Follow-Up Statement on Tournament Safety and Responding to Allegations of Misconduct
NAQT’s mission is to run the nation’s premier quiz bowl championships, not only in terms of question quality and logistics, but also in terms of the well-being of all participants. The events of the past year involving former NAQT member Matt Bruce exposed failures in that area, so we would like to summarize the changes that have been—and will be—made to further our goal of ensuring that quiz bowl is a safe, welcoming, and respectful activity.
- NAQT joined with the Partnership for Academic Competition Excellence (PACE), the Academic Competition Federation (ACF), and International Academic Competitions (IAC) on a project spearheaded by Alex Damisch to provide the community with an online Misconduct Reporting Form that ensures the proper people at each organization are made aware of problems.
- NAQT will also seek to establish a formal agreement with PACE and ACF to exchange information about staffers, players, chaperones, and/or coaches whose behavior at one organization’s tournament(s) should preclude invitations to those of another.

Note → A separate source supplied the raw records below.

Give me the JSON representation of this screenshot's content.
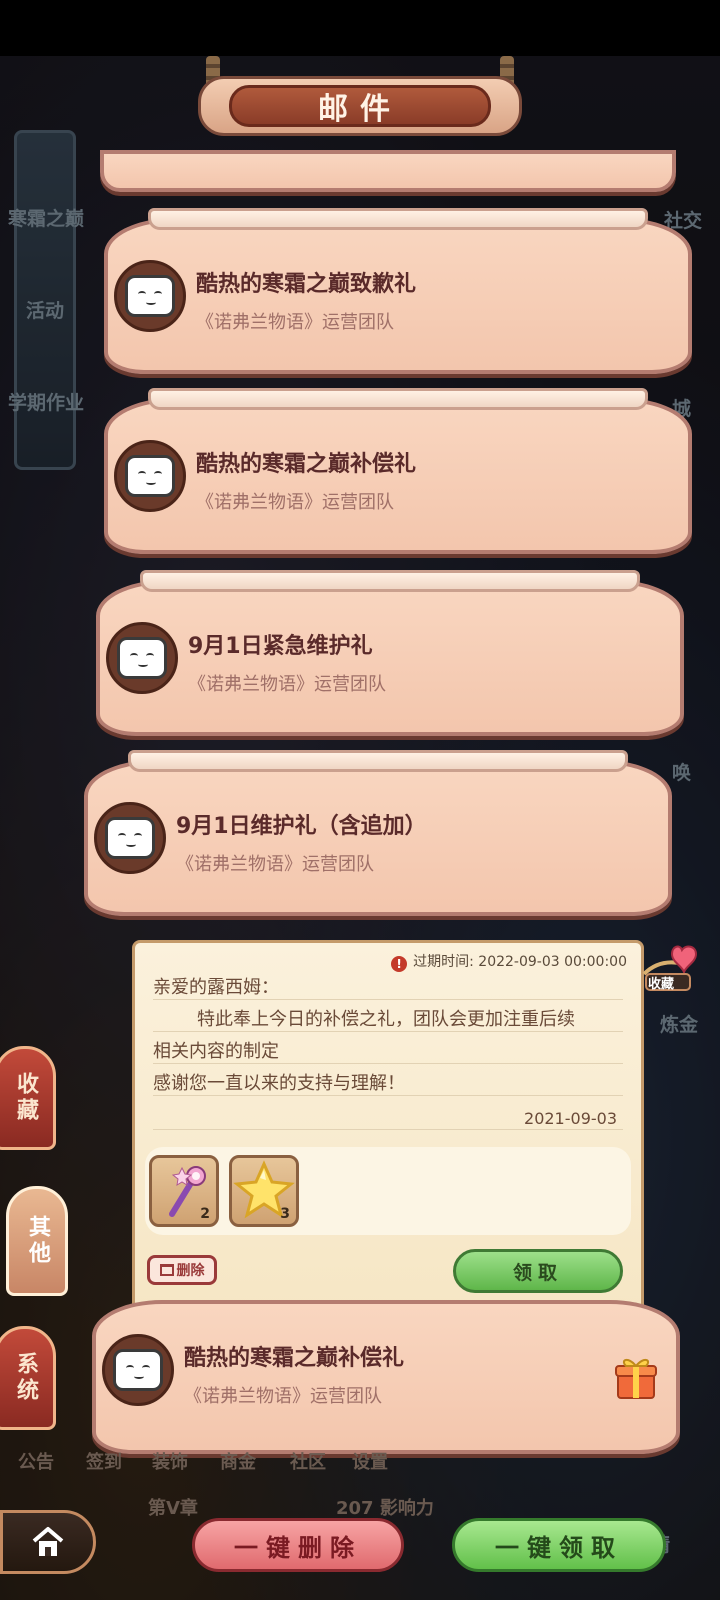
{
  "header": {
    "title": "邮件"
  },
  "side_menu": {
    "left": [
      "寒霜之巅",
      "活动",
      "学期作业"
    ],
    "right": [
      "社交",
      "城",
      "唤",
      "炼金",
      "妖精"
    ]
  },
  "mails": [
    {
      "title": "酷热的寒霜之巅致歉礼",
      "sender": "《诺弗兰物语》运营团队"
    },
    {
      "title": "酷热的寒霜之巅补偿礼",
      "sender": "《诺弗兰物语》运营团队"
    },
    {
      "title": "9月1日紧急维护礼",
      "sender": "《诺弗兰物语》运营团队"
    },
    {
      "title": "9月1日维护礼（含追加）",
      "sender": "《诺弗兰物语》运营团队"
    }
  ],
  "detail": {
    "expire_label": "过期时间: 2022-09-03 00:00:00",
    "greeting": "亲爱的露西姆：",
    "body_line1": "特此奉上今日的补偿之礼，团队会更加注重后续",
    "body_line2": "相关内容的制定",
    "body_line3": "感谢您一直以来的支持与理解！",
    "date": "2021-09-03",
    "items": [
      {
        "icon": "magic-wand-icon",
        "count": "2"
      },
      {
        "icon": "star-icon",
        "count": "3"
      }
    ],
    "delete_label": "删除",
    "claim_label": "领取"
  },
  "selected_mail": {
    "title": "酷热的寒霜之巅补偿礼",
    "sender": "《诺弗兰物语》运营团队"
  },
  "collect_tag": "收藏",
  "side_tabs": [
    "收藏",
    "其他",
    "系统"
  ],
  "bottom_labels": [
    "公告",
    "签到",
    "装饰",
    "商金",
    "社区",
    "设置"
  ],
  "bottom_info": {
    "chapter": "第V章",
    "influence": "207 影响力"
  },
  "bottom_buttons": {
    "delete_all": "一键删除",
    "claim_all": "一键领取"
  }
}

- Starting with its 2019 events, NAQT will check all national-championship staff against the Department of Justice’s national sex offender registry. This covers all staff members, including those supplied by teams and those working “behind the scenes” (e.g., in stat rooms).
- NAQT launched its Advocate Program to ensure that its championships had an easily accessible, specially chosen person available to receive complaints about improper conduct. This was officially debuted at the 2018 High School National Championship Tournament, and it will be in place for all six of NAQT’s national championships (CCCT, ICT, IPNCT, SSNCT, MSNCT, and HSNCT) for 2019.
- NAQT will continue to close the comment sections on live video streams from its championships. (Comments may be opened later when we have the time to monitor and/or investigate inappropriate responses.)
- NAQT has updated its agreement outlining appropriate behavior for staffers at its national championships. The new language requires professional behavior not only when performing official tournament duties, but also when interacting with participants before the event, in unofficial ways during the event, and after the event. This includes both in-person behavior and online comments.
NAQT wants its events—and quiz bowl as a whole—to be an inclusive activity for everybody interested in “competitive learning.” We hope these changes will move us closer to that goal, and we invite feedback from the community as to additional steps that could be taken.
In parallel with the above changes and soul-searching related to the termination of Matt Bruce’s membership, NAQT has been reviewing its procedures for responding to allegations of misconduct and for organizing grievance committees to weigh charges against NAQT members. This spring was the first instance of a formal grievance in the history of our company, and the machinery laid out in our operating agreement did not provide sufficient direction to satisfy us or the greater quiz bowl community.
We have finalized changes to our governing documents to ensure that responsibilities for the various aspects of an investigation are clearly understood and have definite deadlines. We are also clarifying the standards for when external complaints (i.e., those not lodged by another member) trigger the formation of a grievance panel (which should have happened earlier in this specific case). In addition to those changes, we are defining deadlines for informing NAQT members about complaints, setting standards for future investigations, and lowering the threshold for taking precautionary measures such as preventing a member from staffing a tournament while he or she is under investigation.
This past May’s grievance procedure was the first time NAQT had to use a lot of policies we hoped we’d never have to use, but that’s not an excuse: We should have thought about these policies more carefully to ensure that we could act more effectively and respond more coherently than we did in this case.
In addition, in the aftermath of the grievance panel’s determination that Matt Bruce’s blog posts were incompatible with continuing as a member of NAQT, we also asked the question of whether other NAQT members had contemporaneous knowledge of those posts (or any other expression of similar ideas).
NAQT sought statements from each of its members on the issue and asked a committee to review and check those against available evidence. All NAQT members complied. Most had poor recollections of their past browsing, and none recalled contemporaneous knowledge of the comments that NAQT deemed deserving of termination; NAQT did not find evidence to the contrary. In addition, all members agree that NAQT should have acted more quickly and decisively throughout this affair, despite Matt being a colleague (and, in some cases, a friend).
NAQT will also be updating its governing documents to make explicit the expectation that members report problematic behavior, including public statements, by other members (and that failure to do so can itself be grounds for a grievance).
NAQT’s collective response to the events of this spring fell short of the standards the community—and all people—have the right to expect. In particular, we placed too little emphasis on the standards of acceptable conduct that we expect from all of our tournament staff at events but also in their behavior. We apologize to the quiz bowl community for failing to act as decisively as we should have. We hope there is never a similar opportunity to prove that we’ve learned our lesson, but, if one occurs, that we live up to our (and the community’s) shared expectations.